Their incorporation as an organization in 1972 established a community-based teaching and production center for women of all ages in the ethnically and economically mixed Chelsea neighborhood of Manhattan. Simultaneously, they created a distribution service to dispel the educational film marketers’ myth that “women were not an audience.” More essentially, distribution provided a necessary long-term revenue stream. Little is known today about the early community production roots of the organization. Few of these early works have been in active distribution for decades. Enjoy and engage and see how relevant these films are for today.  



Domestic Tranquility

Harriet Kriegel

1973 | 7 | digital from 16mm

The film revolves around the conflict of a mother of three who enjoys motherhood but feels thwarted by having given up her career as an artist. Art is now an item she dusts.

 

 

In the two following works the by WMM co-founders, non-actors collaborate in unscripted, loosely structured storylines “to play” imagined selves. Costumes, even make-up, are self-designed, reflecting different personal styles and idiosyncrasies. The films capture the flare of early feminism in funny, and surprising, ways.

 

Sweet Bananas

Ariel Dougherty

NYC, Putnam County, and East Hampton, NY | 1972 | 30 | digital from 16mm

Vignettes of a go-go dancer, an industry weaver, and puppet maker meld as the women converge in an unsuspecting woman’s country home for an undetermined spell.
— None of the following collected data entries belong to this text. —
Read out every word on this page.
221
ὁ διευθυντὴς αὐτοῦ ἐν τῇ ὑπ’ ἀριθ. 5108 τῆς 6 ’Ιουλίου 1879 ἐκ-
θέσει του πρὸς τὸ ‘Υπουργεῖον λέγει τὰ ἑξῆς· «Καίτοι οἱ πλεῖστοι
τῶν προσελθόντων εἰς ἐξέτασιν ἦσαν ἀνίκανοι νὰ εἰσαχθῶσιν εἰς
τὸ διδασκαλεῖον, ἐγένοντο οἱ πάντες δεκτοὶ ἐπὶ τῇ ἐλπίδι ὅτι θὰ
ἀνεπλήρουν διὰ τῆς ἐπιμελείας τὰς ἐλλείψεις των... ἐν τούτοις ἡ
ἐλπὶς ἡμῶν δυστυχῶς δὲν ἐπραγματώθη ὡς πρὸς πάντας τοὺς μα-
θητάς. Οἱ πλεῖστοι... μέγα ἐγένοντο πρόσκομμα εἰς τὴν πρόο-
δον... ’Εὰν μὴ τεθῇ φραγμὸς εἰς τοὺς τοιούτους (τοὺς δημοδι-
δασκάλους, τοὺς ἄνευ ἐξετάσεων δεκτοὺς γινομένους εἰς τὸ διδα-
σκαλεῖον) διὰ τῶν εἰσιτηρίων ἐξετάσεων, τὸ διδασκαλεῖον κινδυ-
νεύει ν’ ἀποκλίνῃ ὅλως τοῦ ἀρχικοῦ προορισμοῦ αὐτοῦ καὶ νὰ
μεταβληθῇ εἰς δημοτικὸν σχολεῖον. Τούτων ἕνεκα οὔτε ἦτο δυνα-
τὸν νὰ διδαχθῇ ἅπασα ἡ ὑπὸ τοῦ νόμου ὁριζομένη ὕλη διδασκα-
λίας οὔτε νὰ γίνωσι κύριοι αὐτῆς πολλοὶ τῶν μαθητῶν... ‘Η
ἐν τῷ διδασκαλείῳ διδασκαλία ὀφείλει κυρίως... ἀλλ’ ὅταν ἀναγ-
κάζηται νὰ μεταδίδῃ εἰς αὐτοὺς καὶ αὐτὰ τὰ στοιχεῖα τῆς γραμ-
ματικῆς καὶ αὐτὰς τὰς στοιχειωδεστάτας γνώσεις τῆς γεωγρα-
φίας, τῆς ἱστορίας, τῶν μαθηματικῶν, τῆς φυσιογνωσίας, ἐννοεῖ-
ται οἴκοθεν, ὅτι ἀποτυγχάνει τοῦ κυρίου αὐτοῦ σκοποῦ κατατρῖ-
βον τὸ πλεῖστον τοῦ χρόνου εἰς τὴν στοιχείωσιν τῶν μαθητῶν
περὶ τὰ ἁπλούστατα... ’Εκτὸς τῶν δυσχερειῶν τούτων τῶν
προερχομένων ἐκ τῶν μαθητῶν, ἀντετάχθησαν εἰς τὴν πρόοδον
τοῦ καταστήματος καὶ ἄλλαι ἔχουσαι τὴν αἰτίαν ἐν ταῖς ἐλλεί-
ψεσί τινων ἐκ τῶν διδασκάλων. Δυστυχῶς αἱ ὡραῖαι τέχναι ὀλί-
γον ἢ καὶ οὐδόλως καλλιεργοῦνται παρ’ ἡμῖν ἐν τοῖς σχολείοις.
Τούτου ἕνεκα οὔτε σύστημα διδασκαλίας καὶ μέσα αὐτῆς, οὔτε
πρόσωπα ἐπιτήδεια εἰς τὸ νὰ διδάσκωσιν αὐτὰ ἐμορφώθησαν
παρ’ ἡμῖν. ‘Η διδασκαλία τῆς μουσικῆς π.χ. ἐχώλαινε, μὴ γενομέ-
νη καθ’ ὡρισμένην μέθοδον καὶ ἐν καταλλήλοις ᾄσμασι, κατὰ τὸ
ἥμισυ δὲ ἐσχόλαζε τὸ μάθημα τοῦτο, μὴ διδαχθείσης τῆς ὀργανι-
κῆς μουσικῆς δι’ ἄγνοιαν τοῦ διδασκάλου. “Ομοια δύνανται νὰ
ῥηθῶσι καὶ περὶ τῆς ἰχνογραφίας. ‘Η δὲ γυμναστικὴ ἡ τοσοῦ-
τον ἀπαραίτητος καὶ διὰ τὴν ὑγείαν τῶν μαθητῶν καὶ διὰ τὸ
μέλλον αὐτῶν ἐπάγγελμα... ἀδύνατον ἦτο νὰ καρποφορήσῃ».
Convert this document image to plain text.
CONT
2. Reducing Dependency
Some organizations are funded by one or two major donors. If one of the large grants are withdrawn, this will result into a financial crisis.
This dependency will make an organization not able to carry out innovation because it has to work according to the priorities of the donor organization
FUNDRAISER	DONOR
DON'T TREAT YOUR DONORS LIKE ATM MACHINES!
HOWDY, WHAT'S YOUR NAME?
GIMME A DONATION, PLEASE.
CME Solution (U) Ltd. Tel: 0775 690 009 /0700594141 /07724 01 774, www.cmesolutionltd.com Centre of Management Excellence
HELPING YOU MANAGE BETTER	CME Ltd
Feminist film critic Ann Kaplan wrote, “... the contrasting lives of some working-class and upper-class women, who end up all getting along.”

 

Women’s Happy Time Commune

Sheila Page

Northern Virginia and New York City | 1972 | 47 | digital from 16mm

In this first feminist Western, set in a fictional 1850, a motley crew form to consider their future—as a farming commune or dancers in a dance hall.  “A Warholesque frolic,” wrote Daphne Davis in Women’s Wear Daily.